Hunter-Best [27] · Answer 1 · 2022-04-15T01:34:38+03:00

a) 37.9 m/s

b) 1.35 rad below horizontal

c) 7.56 s

Explanation:

a-c)

At the beginning, both the owl and the vole are travelling in a horizontal direction at a speed of

$v_x=8.3 m/s$

After the vole wiggles free, the owl takes 2 seconds to react; the horizontal distance covered by the owl during this time is

$d_x = v_x t =(8.3)(2)=16.6 m$

The vertical motion of the wiggle is a free fall motion, so it is a uniformly accelerated motion with constant acceleration

$g=9.8 m/s^2$ in the downward direction

The wiggle falls from a height of h' = 282 m to a height of h = 2 m, so the vertical displacement is

s = h' - h = 282 - 2 = 280 m

The time it takes the wiggle to cover this distance is given by the suvat equation:

$s=u_y t - \frac{1}{2}gt^2$

where $u_y = 0$ is the initial vertical velocity.
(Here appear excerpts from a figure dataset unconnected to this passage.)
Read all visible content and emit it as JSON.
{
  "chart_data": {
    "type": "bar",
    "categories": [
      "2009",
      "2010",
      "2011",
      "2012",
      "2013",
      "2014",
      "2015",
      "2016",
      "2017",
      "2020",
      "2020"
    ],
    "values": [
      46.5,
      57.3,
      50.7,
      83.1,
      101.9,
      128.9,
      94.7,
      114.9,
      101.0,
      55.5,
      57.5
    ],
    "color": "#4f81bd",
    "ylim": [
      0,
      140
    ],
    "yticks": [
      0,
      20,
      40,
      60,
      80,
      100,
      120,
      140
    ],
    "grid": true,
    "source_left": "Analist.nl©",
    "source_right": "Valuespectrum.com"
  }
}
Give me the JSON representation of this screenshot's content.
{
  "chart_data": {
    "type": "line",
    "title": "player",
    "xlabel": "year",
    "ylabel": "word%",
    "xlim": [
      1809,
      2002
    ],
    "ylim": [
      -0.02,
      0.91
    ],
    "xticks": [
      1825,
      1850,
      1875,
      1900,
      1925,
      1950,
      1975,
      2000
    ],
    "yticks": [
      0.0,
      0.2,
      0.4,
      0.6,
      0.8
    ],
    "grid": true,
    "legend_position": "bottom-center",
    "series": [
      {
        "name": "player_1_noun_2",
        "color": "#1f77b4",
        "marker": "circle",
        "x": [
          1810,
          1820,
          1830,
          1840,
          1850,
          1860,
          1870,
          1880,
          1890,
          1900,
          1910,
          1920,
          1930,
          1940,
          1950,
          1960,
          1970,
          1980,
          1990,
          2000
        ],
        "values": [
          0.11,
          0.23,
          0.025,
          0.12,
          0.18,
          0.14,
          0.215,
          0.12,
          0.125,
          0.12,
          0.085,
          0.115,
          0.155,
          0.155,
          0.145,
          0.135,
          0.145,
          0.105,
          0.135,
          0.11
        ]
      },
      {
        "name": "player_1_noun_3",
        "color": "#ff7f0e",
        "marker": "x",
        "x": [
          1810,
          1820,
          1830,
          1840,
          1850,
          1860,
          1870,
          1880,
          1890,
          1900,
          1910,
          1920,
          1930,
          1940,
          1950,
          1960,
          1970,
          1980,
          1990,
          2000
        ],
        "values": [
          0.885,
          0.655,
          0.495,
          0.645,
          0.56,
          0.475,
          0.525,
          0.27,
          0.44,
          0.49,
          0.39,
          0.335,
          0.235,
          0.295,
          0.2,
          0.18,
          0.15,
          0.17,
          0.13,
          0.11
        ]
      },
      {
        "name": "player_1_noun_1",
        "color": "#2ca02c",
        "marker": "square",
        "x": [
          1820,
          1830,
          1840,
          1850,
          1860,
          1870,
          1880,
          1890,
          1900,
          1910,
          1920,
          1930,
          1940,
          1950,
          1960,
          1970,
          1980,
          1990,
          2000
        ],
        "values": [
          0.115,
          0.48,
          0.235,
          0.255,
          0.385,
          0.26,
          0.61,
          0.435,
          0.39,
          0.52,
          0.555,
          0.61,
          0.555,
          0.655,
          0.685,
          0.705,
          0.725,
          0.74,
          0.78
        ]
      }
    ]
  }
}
Solving for t,

$t=\sqrt{\frac{2s}{g}}=\sqrt{\frac{2(280)}{9.8}}=7.56 s$

The owl must cover the vertical distance of 280 m in this time interval, so its vertical speed must be:

$v_y=\frac{s}{t}=\frac{280}{7.56}=37.0 m/s$

Therefore, the speed of the owl during the dive is the resultant of the velocities in the two directions:

$v=\sqrt{v_x^2+v_y^2}=\sqrt{8.3^2+37.0^2}=37.9 m/s$

b)

In part a-c, we calculated that the components of the velocity of the owl in the horizontal and vertical direction, and they are

$v_x=8.3 m/s\\v_y=37.0 m/s$

This means that the angle of the owl's dive, with respect to the original horizontal direction, is

$\theta=tan^{-1}(\frac{v_y}{v_x})$

And substituting these values, we find:

$\theta=tan^{-1}(\frac{37.0}{8.3})=77.4^{\circ}$

And this angle is below the horizontal direction.

Converting into radians,

$\theta=77.4\cdot \frac{2\pi}{360}=1.35 rad$